Loved and lost.
Friday, August 18, 2006
 
These next few weeks are going to be the best of the summer.

The uncertainty is exhilerating. The freedom liberating.

This is what I've been waiting for.

Why didn't I do it sooner?

I'll get you.
 
Monday, August 14, 2006
 
They say you change so much in your 20's. I don't disagree.

I want to be free. Travel the world. Go to school in a different province. Meet new friends, date new boys. Free myself from my past.

This relationship is past it's best before date. Stale. Uncomfortable. Unfun.

Yet.. restraining. Impossible to dislodge from. Broken in. Familiar. Annoying. Frustrating. Aggrevating. Bipolar.

I dreamt about him the other night. That we were laughing and carrying on. Happy. So I called him the next day, and the sound of his voice made me happy.
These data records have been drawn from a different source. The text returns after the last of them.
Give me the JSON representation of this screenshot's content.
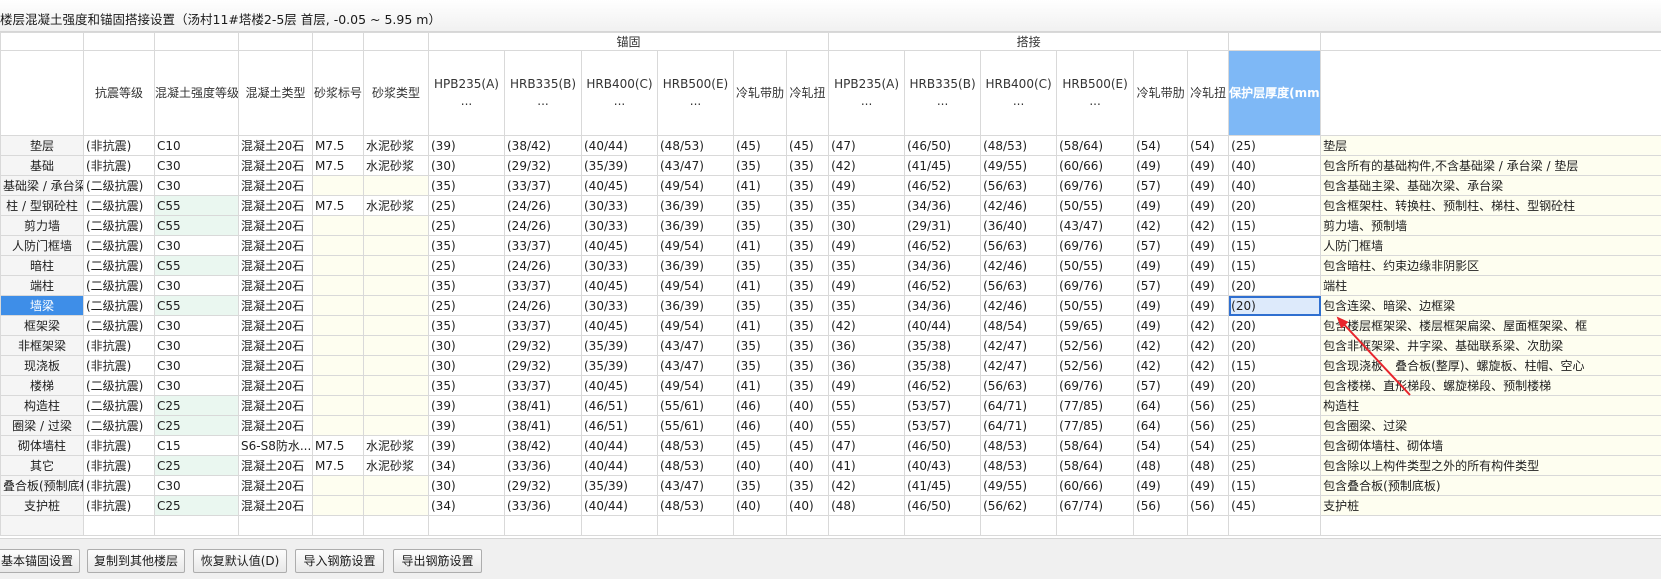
{
  "window": {
    "title": "楼层混凝土强度和锚固搭接设置（汤村11#塔楼2-5层  首层, -0.05 ~ 5.95 m）"
  },
  "grid": {
    "group_headers": {
      "anchor": "锚固",
      "lap": "搭接"
    },
    "columns": {
      "seismic": "抗震等级",
      "concrete_grade": "混凝土强度等级",
      "concrete_type": "混凝土类型",
      "mortar_grade": "砂浆标号",
      "mortar_type": "砂浆类型",
      "hpb235": "HPB235(A)\n...",
      "hrb335": "HRB335(B)\n...",
      "hrb400": "HRB400(C)\n...",
      "hrb500": "HRB500(E)\n...",
      "cold_ribbed": "冷轧带肋",
      "cold_twisted": "冷轧扭",
      "cover": "保护层厚度(mm)"
    },
    "rows": [
      {
        "name": "垫层",
        "cells": [
          "(非抗震)",
          "C10",
          "混凝土20石",
          "M7.5",
          "水泥砂浆",
          "(39)",
          "(38/42)",
          "(40/44)",
          "(48/53)",
          "(45)",
          "(45)",
          "(47)",
          "(46/50)",
          "(48/53)",
          "(58/64)",
          "(54)",
          "(54)",
          "(25)",
          "垫层"
        ]
      },
      {
        "name": "基础",
        "cells": [
          "(非抗震)",
          "C30",
          "混凝土20石",
          "M7.5",
          "水泥砂浆",
          "(30)",
          "(29/32)",
          "(35/39)",
          "(43/47)",
          "(35)",
          "(35)",
          "(42)",
          "(41/45)",
          "(49/55)",
          "(60/66)",
          "(49)",
          "(49)",
          "(40)",
          "包含所有的基础构件,不含基础梁 / 承台梁 / 垫层"
        ]
      },
      {
        "name": "基础梁 / 承台梁",
        "cells": [
          "(二级抗震)",
          "C30",
          "混凝土20石",
          "",
          "",
          "(35)",
          "(33/37)",
          "(40/45)",
          "(49/54)",
          "(41)",
          "(35)",
          "(49)",
          "(46/52)",
          "(56/63)",
          "(69/76)",
          "(57)",
          "(49)",
          "(40)",
          "包含基础主梁、基础次梁、承台梁"
        ]
      },
      {
        "name": "柱 / 型钢砼柱",
        "cells": [
          "(二级抗震)",
          "C55",
          "混凝土20石",
          "M7.5",
          "水泥砂浆",
          "(25)",
          "(24/26)",
          "(30/33)",
          "(36/39)",
          "(35)",
          "(35)",
          "(35)",
          "(34/36)",
          "(42/46)",
          "(50/55)",
          "(49)",
          "(49)",
          "(20)",
          "包含框架柱、转换柱、预制柱、梯柱、型钢砼柱"
        ]
      },
      {
        "name": "剪力墙",
        "cells": [
          "(二级抗震)",
          "C55",
          "混凝土20石",
          "",
          "",
          "(25)",
          "(24/26)",
          "(30/33)",
          "(36/39)",
          "(35)",
          "(35)",
          "(30)",
          "(29/31)",
          "(36/40)",
          "(43/47)",
          "(42)",
          "(42)",
          "(15)",
          "剪力墙、预制墙"
        ]
      },
      {
        "name": "人防门框墙",
        "cells": [
          "(二级抗震)",
          "C30",
          "混凝土20石",
          "",
          "",
          "(35)",
          "(33/37)",
          "(40/45)",
          "(49/54)",
          "(41)",
          "(35)",
          "(49)",
          "(46/52)",
          "(56/63)",
          "(69/76)",
          "(57)",
          "(49)",
          "(15)",
          "人防门框墙"
        ]
      },
      {
        "name": "暗柱",
        "cells": [
          "(二级抗震)",
          "C55",
          "混凝土20石",
          "",
          "",
          "(25)",
          "(24/26)",
          "(30/33)",
          "(36/39)",
          "(35)",
          "(35)",
          "(35)",
          "(34/36)",
          "(42/46)",
          "(50/55)",
          "(49)",
          "(49)",
          "(15)",
          "包含暗柱、约束边缘非阴影区"
        ]
      },
      {
        "name": "端柱",
        "cells": [
          "(二级抗震)",
          "C30",
          "混凝土20石",
          "",
          "",
          "(35)",
          "(33/37)",
          "(40/45)",
          "(49/54)",
          "(41)",
          "(35)",
          "(49)",
          "(46/52)",
          "(56/63)",
          "(69/76)",
          "(57)",
          "(49)",
          "(20)",
          "端柱"
        ]
      },
      {
        "name": "墙梁",
        "cells": [
          "(二级抗震)",
          "C55",
          "混凝土20石",
          "",
          "",
          "(25)",
          "(24/26)",
          "(30/33)",
          "(36/39)",
          "(35)",
          "(35)",
          "(35)",
          "(34/36)",
          "(42/46)",
          "(50/55)",
          "(49)",
          "(49)",
          "(20)",
          "包含连梁、暗梁、边框梁"
        ]
      },
      {
        "name": "框架梁",
        "cells": [
          "(二级抗震)",
          "C30",
          "混凝土20石",
          "",
          "",
          "(35)",
          "(33/37)",
          "(40/45)",
          "(49/54)",
          "(41)",
          "(35)",
          "(42)",
          "(40/44)",
          "(48/54)",
          "(59/65)",
          "(49)",
          "(42)",
          "(20)",
          "包含楼层框架梁、楼层框架扁梁、屋面框架梁、框"
        ]
      },
      {
        "name": "非框架梁",
        "cells": [
          "(非抗震)",
          "C30",
          "混凝土20石",
          "",
          "",
          "(30)",
          "(29/32)",
          "(35/39)",
          "(43/47)",
          "(35)",
          "(35)",
          "(36)",
          "(35/38)",
          "(42/47)",
          "(52/56)",
          "(42)",
          "(42)",
          "(20)",
          "包含非框架梁、井字梁、基础联系梁、次肋梁"
        ]
      },
      {
        "name": "现浇板",
        "cells": [
          "(非抗震)",
          "C30",
          "混凝土20石",
          "",
          "",
          "(30)",
          "(29/32)",
          "(35/39)",
          "(43/47)",
          "(35)",
          "(35)",
          "(36)",
          "(35/38)",
          "(42/47)",
          "(52/56)",
          "(42)",
          "(42)",
          "(15)",
          "包含现浇板、叠合板(整厚)、螺旋板、柱帽、空心"
        ]
      },
      {
        "name": "楼梯",
        "cells": [
          "(二级抗震)",
          "C30",
          "混凝土20石",
          "",
          "",
          "(35)",
          "(33/37)",
          "(40/45)",
          "(49/54)",
          "(41)",
          "(35)",
          "(49)",
          "(46/52)",
          "(56/63)",
          "(69/76)",
          "(57)",
          "(49)",
          "(20)",
          "包含楼梯、直形梯段、螺旋梯段、预制楼梯"
        ]
      },
      {
        "name": "构造柱",
        "cells": [
          "(二级抗震)",
          "C25",
          "混凝土20石",
          "",
          "",
          "(39)",
          "(38/41)",
          "(46/51)",
          "(55/61)",
          "(46)",
          "(40)",
          "(55)",
          "(53/57)",
          "(64/71)",
          "(77/85)",
          "(64)",
          "(56)",
          "(25)",
          "构造柱"
        ]
      },
      {
        "name": "圈梁 / 过梁",
        "cells": [
          "(二级抗震)",
          "C25",
          "混凝土20石",
          "",
          "",
          "(39)",
          "(38/41)",
          "(46/51)",
          "(55/61)",
          "(46)",
          "(40)",
          "(55)",
          "(53/57)",
          "(64/71)",
          "(77/85)",
          "(64)",
          "(56)",
          "(25)",
          "包含圈梁、过梁"
        ]
      },
      {
        "name": "砌体墙柱",
        "cells": [
          "(非抗震)",
          "C15",
          "S6-S8防水...",
          "M7.5",
          "水泥砂浆",
          "(39)",
          "(38/42)",
          "(40/44)",
          "(48/53)",
          "(45)",
          "(45)",
          "(47)",
          "(46/50)",
          "(48/53)",
          "(58/64)",
          "(54)",
          "(54)",
          "(25)",
          "包含砌体墙柱、砌体墙"
        ]
      },
      {
        "name": "其它",
        "cells": [
          "(非抗震)",
          "C25",
          "混凝土20石",
          "M7.5",
          "水泥砂浆",
          "(34)",
          "(33/36)",
          "(40/44)",
          "(48/53)",
          "(40)",
          "(40)",
          "(41)",
          "(40/43)",
          "(48/53)",
          "(58/64)",
          "(48)",
          "(48)",
          "(25)",
          "包含除以上构件类型之外的所有构件类型"
        ]
      },
      {
        "name": "叠合板(预制底板)",
        "cells": [
          "(非抗震)",
          "C30",
          "混凝土20石",
          "",
          "",
          "(30)",
          "(29/32)",
          "(35/39)",
          "(43/47)",
          "(35)",
          "(35)",
          "(42)",
          "(41/45)",
          "(49/55)",
          "(60/66)",
          "(49)",
          "(49)",
          "(15)",
          "包含叠合板(预制底板)"
        ]
      },
      {
        "name": "支护桩",
        "cells": [
          "(非抗震)",
          "C25",
          "混凝土20石",
          "",
          "",
          "(34)",
          "(33/36)",
          "(40/44)",
          "(48/53)",
          "(40)",
          "(40)",
          "(48)",
          "(46/50)",
          "(56/62)",
          "(67/74)",
          "(56)",
          "(56)",
          "(45)",
          "支护桩"
        ]
      },
      {
        "name": "",
        "cells": [
          "",
          "",
          "",
          "",
          "",
          "",
          "",
          "",
          "",
          "",
          "",
          "",
          "",
          "",
          "",
          "",
          "",
          "",
          ""
        ]
      }
    ]
  },
  "selection": {
    "row": "墙梁",
    "cell": "(20)"
  },
  "buttons": {
    "basic_anchor": "基本锚固设置",
    "copy_floors": "复制到其他楼层",
    "restore_default": "恢复默认值(D)",
    "import_rebar": "导入钢筋设置",
    "export_rebar": "导出钢筋设置"
  },
  "colors": {
    "header_highlight": "#7eb8f6",
    "selected_row_name": "#3e8ee8",
    "concrete_grade_bg": "#eaf7f0",
    "description_bg": "#fefef0",
    "annotation_arrow": "#e8242b"
  }
}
I think it made him happy to talk to me, too.

I'm changing.

I graduate this year. I'm educated now, with blossoming opportunities and buckets of ambition. But he.. he's not. He's unmotivated. Uncaptivated. Not interested. He plays video games, computer games, watches TV. He's not active and healthy like he once was. I find that unattractive. He's doesn't call, e-mail or message. What is the point?

I am at my peak. I am in the best shape of my life. I look and feel great. I have close core friends and wonderful peripheral friends. I am content.


I am becoming who I've always wanted to be.